I've got an Emprex ME1 Media Player connected to my TV. It's got a hard drive but can also play media by streaming from Windows Network Shares over the network. My PC dual boots Windows 7 and Ubuntu 9.10. I used to have it running Vista, but replaced it with a clean install of 7 when it came out a few months back. Before then (under Vista) I was able to access my shared folders from the ME1 and stream videos from my Shared folders onto my ME1 and watch them through my TV, although it seems that since I've started using 7 it wont work. I've tried every possible array of settings in Network & Sharing Center; I've tried disabling the firewall (temporarily) but still to no avail. The ME1 can see the PC when browsing Network devices, however whenever I try to log on using my account on the PC; it fails. I am able to log on to other machines (such as an XP Laptop), and am also able to access the same shares when running Ubuntu on the same PC (using Samba).

It must be a setting under Windows 7 that I'm missing that's not allowing the ME1 to log on to it and access the Shares, but I honestly don't know. Does anyone have any ideas as to what I could do? I'm getting annoyed that I have to reboot into Linux just to stream videos!
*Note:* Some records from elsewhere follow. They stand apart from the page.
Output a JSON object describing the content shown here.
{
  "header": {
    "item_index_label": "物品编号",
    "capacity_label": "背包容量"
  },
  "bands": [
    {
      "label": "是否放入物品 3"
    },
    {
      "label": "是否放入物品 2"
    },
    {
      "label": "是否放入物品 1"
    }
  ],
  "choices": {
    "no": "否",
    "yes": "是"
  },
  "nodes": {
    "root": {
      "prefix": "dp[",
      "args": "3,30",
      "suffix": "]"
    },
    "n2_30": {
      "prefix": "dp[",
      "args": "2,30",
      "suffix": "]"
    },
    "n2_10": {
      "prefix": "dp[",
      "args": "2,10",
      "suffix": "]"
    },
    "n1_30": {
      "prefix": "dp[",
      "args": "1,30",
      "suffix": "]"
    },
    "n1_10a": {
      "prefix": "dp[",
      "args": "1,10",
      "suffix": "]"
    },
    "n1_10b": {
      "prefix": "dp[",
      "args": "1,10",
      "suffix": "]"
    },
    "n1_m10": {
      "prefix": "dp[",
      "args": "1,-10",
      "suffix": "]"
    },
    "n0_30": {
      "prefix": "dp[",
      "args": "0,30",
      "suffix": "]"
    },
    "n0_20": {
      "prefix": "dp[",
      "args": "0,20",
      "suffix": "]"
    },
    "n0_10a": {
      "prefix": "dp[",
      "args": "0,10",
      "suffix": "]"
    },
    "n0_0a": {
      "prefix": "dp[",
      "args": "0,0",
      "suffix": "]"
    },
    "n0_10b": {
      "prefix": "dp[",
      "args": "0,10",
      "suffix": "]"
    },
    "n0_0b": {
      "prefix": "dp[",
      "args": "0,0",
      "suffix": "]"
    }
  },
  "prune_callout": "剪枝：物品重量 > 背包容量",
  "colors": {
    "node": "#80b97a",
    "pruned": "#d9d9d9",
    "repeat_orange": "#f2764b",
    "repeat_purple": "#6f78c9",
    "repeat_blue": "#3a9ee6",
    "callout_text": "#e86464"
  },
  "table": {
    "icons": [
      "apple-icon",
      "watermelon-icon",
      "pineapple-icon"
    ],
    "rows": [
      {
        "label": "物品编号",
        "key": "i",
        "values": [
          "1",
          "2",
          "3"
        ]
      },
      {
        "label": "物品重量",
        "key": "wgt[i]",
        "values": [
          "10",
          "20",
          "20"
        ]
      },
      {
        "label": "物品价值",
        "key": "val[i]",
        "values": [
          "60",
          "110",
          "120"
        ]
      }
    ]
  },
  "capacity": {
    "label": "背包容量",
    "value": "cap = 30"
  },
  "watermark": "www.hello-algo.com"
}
I currently have Win7 established to not use password protected sharing; and am able to access the shares from an XP laptop without loggin on to the W7 Machine; Why the ME1 still demands a log in- and fails when I provide a valid admin login for the W7 PC I don't know. Any help would be greatly appreciated.

Cheers,
Dean


----------



## johnwill (Sep 26, 2002)

Have you created a user account with a password on the Win7 machine and used the same name/password to login to it from the ME1?


----------



## themoodude (Mar 31, 2008)

Yep; Well at first I was able to just log in using the same account I use on my PC, but I've tried making it its own account too. Just doesn't make sense- I can access the shares on the W7 PC from other networked PCs without having to log on (as I have password protected sharing off). and I can access shares on an XP machine using the ME1. Could it be Windows 7? Has anything changed in terms of networking between Vista and 7?


----------



## johnwill (Sep 26, 2002)

Well, I'm sure there were some "tweaks" under the hood. I personally haven't found any significant differences between Vista and Win7 sharing, but I don't have a media server like that to compare to.


----------



## castalla (Jan 24, 2011)

I have the same problem with a media player. There appears to be NO solution since Microsoft removed the RAP protocol in Win 7.

MS advice is to install virtual Xp on Win7 - some solution - a virtual OS on a virtual disk to simply share files! So there's a tweak for you!

MS could issue a patch - but so far they are immovable on this.


----------



## Wand3r3r (Sep 17, 2010)

This is a old thread which is now closed.


----------